Upekkha significa equanimità, non-attaccamento, non-discriminazione, imparzialità e tolleranza, o “lasciar andare”. È uno dei 4 “Brahmavihara” e permette al proprio amore di non essere possessivo.
Il quarto elemento del vero amore è upekkha, che significa equanimità, non-attaccamento, non-discriminazione, imparzialità e tolleranza, o “lasciar andare”. Upa significa “sopra” e iks “guardare”: “guardare da sopra”, come quando ci si arrampica in cima a una montagna per essere in grado di vedere li panorama – la situazione – nel suo insieme, non solo una parte o quell’altra. Se il tuo amore contiene elementi di attaccamento, di discriminazione, di pregiudizio o di ostinazione nelle tue opinioni, non è vero amore. Coloro che non capiscono il buddhismo a volte credono che upekkha sia indifferenza; la vera equanimità, però, non è né fredda né indifferente. Se hai più figli, sono tutti tuoi figli: upekkha non significa non amarli, significa amare in modo che tutti i tuoi figli ricevano il tuo amore, senza discriminazioni.

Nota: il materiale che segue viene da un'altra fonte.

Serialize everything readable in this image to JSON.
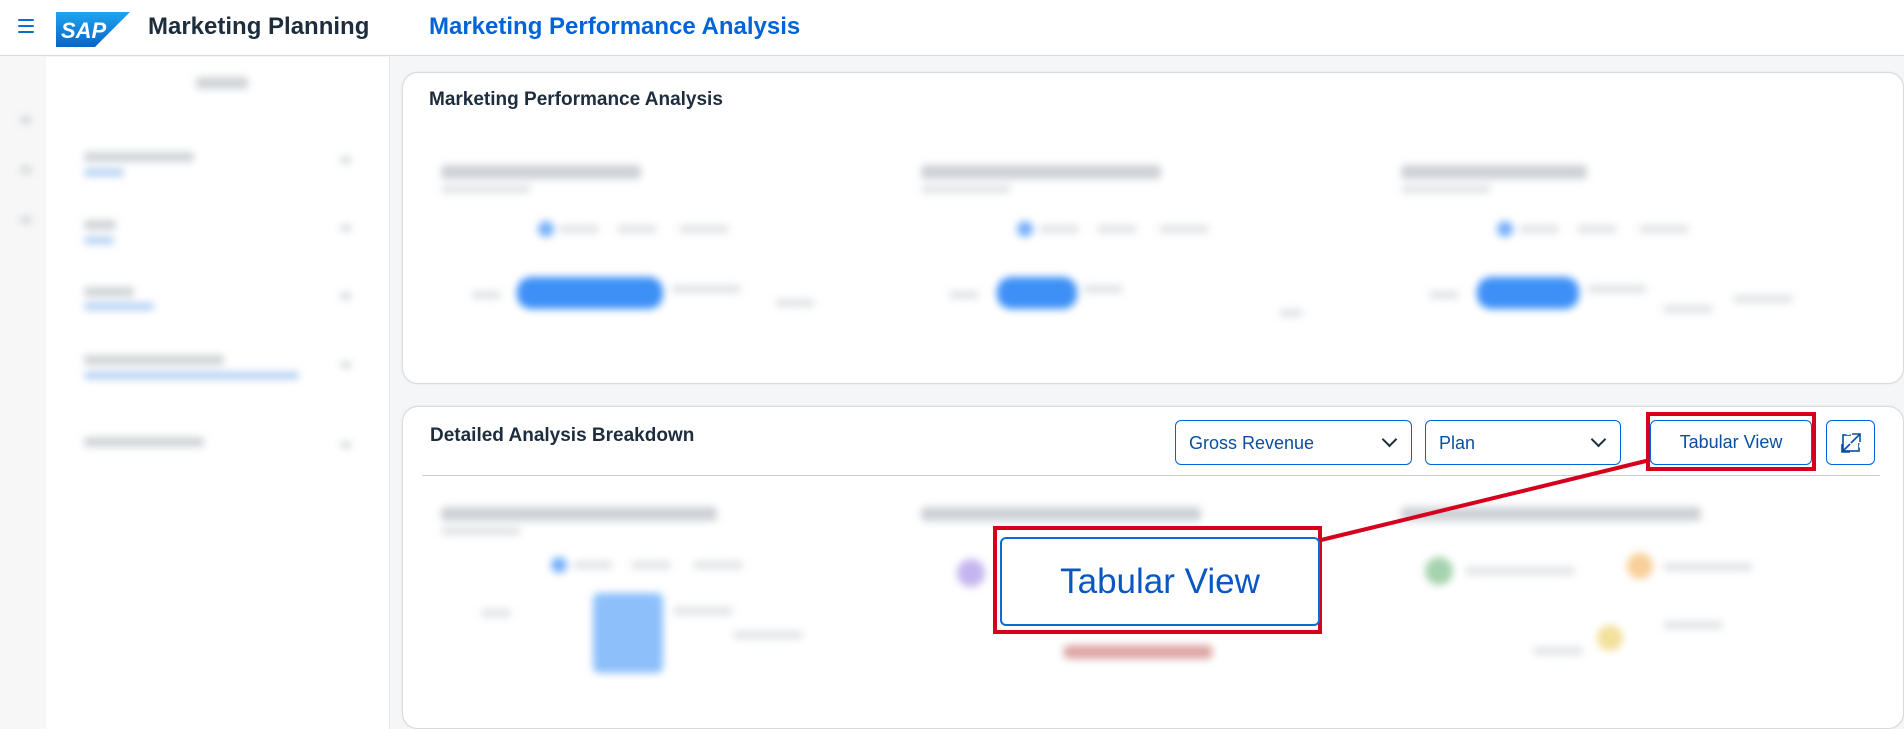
{
  "shell": {
    "logo_text": "SAP",
    "app_title": "Marketing Planning",
    "page_title": "Marketing Performance Analysis"
  },
  "colors": {
    "brand_blue": "#0064d9",
    "highlight_red": "#d6001c",
    "bar_blue": "#1b7cf5"
  },
  "icons": {
    "menu": "menu-icon",
    "chevron": "chevron-down-icon",
    "expand": "expand-icon"
  },
  "overview_card": {
    "title": "Marketing Performance Analysis"
  },
  "breakdown_card": {
    "title": "Detailed Analysis Breakdown",
    "measure_select": "Gross Revenue",
    "version_select": "Plan",
    "tabular_view_label": "Tabular View"
  },
  "callout": {
    "zoomed_label": "Tabular View"
  }
}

Upekkha ha in sé la caratteristica detta samatājñāna, la capacità di vedere tutti con gli stessi occhi, senza fare discriminazioni tra noi stessi e gli altri. Grazie a essa, anche se siamo profondamente coinvolti in un conflitto restiamo imparziali, capaci di amare e di comprendere entrambe le parti in lotta: abbandoniamo ogni discriminazione e ogni pregiudizio e rimuoviamo ogni confine tra noi stessi e gli altri. Finché vedo me stesso come colui che ama e l’altro come colui che è amato, finché mi valuto superiore agli altri o mi considero diverso dagli altri, non ho in me la vera equanimità. Devo mettermi “nella pelle dell’altro” e diventare una cosa sola con lui, se voglio capirlo e amarlo davvero; quando ci riesco, non ci sono più un “io” e un “altro”.

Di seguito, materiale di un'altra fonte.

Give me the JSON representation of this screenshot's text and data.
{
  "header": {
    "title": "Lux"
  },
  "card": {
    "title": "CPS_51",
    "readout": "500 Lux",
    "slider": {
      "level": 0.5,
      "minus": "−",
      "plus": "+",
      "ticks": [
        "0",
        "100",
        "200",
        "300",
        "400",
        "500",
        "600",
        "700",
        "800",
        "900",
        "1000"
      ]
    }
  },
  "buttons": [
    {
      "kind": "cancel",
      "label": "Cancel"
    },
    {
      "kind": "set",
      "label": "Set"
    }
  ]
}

Senza upekkha il tuo amore potrebbe diventare possessivo. Una brezza estiva può essere molto rinfrescante, ma muore se cerchi di metterla in un barattolo per tenerla tutta per te. Lo stesso accade alla persona che amiamo. E come una nuvola, una brezza, un fiore: se la rinchiudi in un barattolo, morirà. Eppure molti lo fanno, molti derubano l’amato della sua libertà finché questi non riesce più a essere se stesso: vivono per la propria soddisfazione e, per ottenerla, usano al persona amata. Questo non è amare, è distruggere: dici di amare quella persona ma non capisci el sue aspirazioni, i suoi bisogni e le sue difficoltà e la rinchiudi in una prigione che dell’amore ha solo li nome. Il vero amore, invece, ti consente di proteggere la tua libertà e quella della persona amata. Ecco upekkha.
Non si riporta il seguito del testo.